- Zginęło 37 cudzoziemców z ośmiu krajów. Siły algierskie zabiły 29 terrorystów, ponadto zatrzymano trzech islamistów - poinformował w poniedziałek premier Algierii Abdelmalek Sellal, ogłaszając oficjalny bilans ofiar ataku. Według niego jednym z koordynatorów akcji terrorystów na polu gazowym był Kanadyjczyk.
- Wśród napastników był Kanadyjczyk. Koordynował atak - poinformował algierski szef rządu. Wcześniej źródło w algierskich siłach bezpieczeństwa powiedziało agencji Reutera, że z dokumentów znalezionych przy ciałach dwóch bojowników wynikało, że chodziło o obywateli Kanady.
Kanadyjskie ministerstwo spraw zagranicznych poinformowało, że zbiera informacje na ten temat. Twierdzi jednak, że w ataku mógł wziąć udział jeden Kanadyjczyk.
Algierczyk dowodził grupą porywaczy
Szef algierskiego rządu dodał, że grupą porywaczy z kompleksu In Amenas kierował Algierczyk Taher Ben Szenab. Ten dobrze znany algierskim służbom wywiadu islamista został zabity podczas szturmu armii.

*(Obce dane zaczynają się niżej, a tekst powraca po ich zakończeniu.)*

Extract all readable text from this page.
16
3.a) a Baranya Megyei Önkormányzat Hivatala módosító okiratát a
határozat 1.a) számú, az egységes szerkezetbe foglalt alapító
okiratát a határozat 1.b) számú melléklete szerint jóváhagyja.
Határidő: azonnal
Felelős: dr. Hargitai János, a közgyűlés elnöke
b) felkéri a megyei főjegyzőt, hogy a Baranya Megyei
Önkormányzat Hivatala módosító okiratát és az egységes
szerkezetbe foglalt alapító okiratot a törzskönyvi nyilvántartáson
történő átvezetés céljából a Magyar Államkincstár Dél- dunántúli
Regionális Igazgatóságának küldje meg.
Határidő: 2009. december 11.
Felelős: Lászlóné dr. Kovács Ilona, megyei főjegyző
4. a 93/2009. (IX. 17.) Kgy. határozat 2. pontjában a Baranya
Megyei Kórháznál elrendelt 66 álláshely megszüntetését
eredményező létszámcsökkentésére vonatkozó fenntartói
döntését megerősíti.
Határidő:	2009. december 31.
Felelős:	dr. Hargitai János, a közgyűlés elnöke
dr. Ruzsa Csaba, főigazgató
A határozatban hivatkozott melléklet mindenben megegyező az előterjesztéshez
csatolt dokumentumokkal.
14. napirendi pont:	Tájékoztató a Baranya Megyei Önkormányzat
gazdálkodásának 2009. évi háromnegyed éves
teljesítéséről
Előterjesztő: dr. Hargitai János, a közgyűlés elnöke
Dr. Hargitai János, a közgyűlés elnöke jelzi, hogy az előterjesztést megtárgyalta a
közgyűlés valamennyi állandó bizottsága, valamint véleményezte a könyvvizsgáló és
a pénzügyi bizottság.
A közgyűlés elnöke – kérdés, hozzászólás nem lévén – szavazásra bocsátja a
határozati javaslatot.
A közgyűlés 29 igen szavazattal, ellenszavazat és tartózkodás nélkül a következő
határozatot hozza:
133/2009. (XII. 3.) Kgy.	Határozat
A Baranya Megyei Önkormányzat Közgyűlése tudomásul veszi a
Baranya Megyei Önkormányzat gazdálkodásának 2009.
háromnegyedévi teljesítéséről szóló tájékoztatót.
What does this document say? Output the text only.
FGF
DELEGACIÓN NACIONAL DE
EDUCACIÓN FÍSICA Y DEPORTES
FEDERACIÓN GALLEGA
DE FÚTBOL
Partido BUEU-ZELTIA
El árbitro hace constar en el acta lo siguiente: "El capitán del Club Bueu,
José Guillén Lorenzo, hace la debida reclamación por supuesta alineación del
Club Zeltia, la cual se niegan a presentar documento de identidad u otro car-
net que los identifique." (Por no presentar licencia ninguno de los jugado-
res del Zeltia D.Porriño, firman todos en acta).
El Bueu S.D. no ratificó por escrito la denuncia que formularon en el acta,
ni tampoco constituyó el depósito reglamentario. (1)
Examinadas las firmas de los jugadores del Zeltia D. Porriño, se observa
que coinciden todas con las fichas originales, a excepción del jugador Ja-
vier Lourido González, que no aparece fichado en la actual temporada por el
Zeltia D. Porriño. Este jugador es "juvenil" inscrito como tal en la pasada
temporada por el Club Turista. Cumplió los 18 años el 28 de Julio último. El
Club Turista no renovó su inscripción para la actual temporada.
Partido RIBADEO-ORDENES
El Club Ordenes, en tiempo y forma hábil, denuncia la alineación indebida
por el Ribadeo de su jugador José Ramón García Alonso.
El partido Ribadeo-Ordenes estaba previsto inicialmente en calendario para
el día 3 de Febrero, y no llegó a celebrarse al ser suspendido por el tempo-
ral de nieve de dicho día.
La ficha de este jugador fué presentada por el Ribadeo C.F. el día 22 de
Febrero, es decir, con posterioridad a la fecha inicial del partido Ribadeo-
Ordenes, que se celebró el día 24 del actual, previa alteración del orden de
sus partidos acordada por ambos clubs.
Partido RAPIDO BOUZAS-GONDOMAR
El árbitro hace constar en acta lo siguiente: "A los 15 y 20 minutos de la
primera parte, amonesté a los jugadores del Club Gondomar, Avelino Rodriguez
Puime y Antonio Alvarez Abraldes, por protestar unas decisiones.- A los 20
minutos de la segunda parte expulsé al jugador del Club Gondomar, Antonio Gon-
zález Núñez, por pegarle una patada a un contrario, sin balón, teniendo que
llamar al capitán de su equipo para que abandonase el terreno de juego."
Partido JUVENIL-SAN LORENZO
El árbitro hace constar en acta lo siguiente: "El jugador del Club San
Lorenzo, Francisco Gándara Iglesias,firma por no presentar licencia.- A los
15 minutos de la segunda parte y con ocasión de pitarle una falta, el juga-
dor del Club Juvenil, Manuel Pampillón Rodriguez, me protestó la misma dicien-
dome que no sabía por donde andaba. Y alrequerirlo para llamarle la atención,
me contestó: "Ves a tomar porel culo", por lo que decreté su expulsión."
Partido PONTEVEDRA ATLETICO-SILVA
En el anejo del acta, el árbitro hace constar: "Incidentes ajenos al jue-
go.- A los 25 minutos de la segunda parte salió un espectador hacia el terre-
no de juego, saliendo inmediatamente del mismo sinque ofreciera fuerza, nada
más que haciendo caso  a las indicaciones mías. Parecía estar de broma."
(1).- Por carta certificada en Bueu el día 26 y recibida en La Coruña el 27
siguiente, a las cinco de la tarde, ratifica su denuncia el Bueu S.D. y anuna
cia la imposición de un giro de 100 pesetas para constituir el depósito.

Algierski premier powiedział, że wśród terrorystów było też trzech Algierczyków oraz obywatele: Egiptu, Tunezji, Mali, Nigerii i Mauretanii. Należeli oni do grupy Mochtara Belmochtara, czyli jednego z założycieli Al-Kaidy Islamskiego Maghrebu (AQMI), który w październiku 2012 r. opuścił ją, by utworzyć własną organizację.
Porywacze twierdzili, że napaść na In Amenas była skutkiem francuskiej interwencji w Mali. Jednak premier Sellal utrzymuje, że atak planowany był od ponad dwóch miesięcy.
Poszukiwanych jest kilku zakładników
Wśród zabitych zakładników jest co najmniej jeden Kanadyjczyk, siedmiu Japończyków, trzech Amerykanów, trzech Brytyjczyków oraz obywatele Norwegii, Rumunii, Malezji, Filipin i Rumunii. Kilka osób wciąż jest poszukiwanych, tak jak trzech obywateli Japonii. W sumie 37 osób.
- W wyniku kryzysu wywołanego przez islamistów, którzy w środę wzięli zakładników w algierskim kompleksie gazowym In Amenas, zginęło 37 cudzoziemców z ośmiu krajów. Siły algierskie zabiły 29 terrorystów, ponadto zatrzymano trzech islamistów - powiedział premier Algierii. - Wielu obcokrajowców zostało zabitych strzałem w głowę - dodał Sellal. Poinformował też, że dotychczas nie udało się zidentyfikować ciał siedmiu cudzoziemców. Według premiera w kompleksie In Amenas na wschodzie Algierii zatrudnionych było 790 pracowników, w tym 134 obcokrajowców z 26 państw. W niedzielę agencja Reutera, powołując się na źródła w siłach bezpieczeństwa, informowała, że algierskie siły specjalne oczyszczające z min kompleks gazowy ujęły żywcem sześciu terrorystów.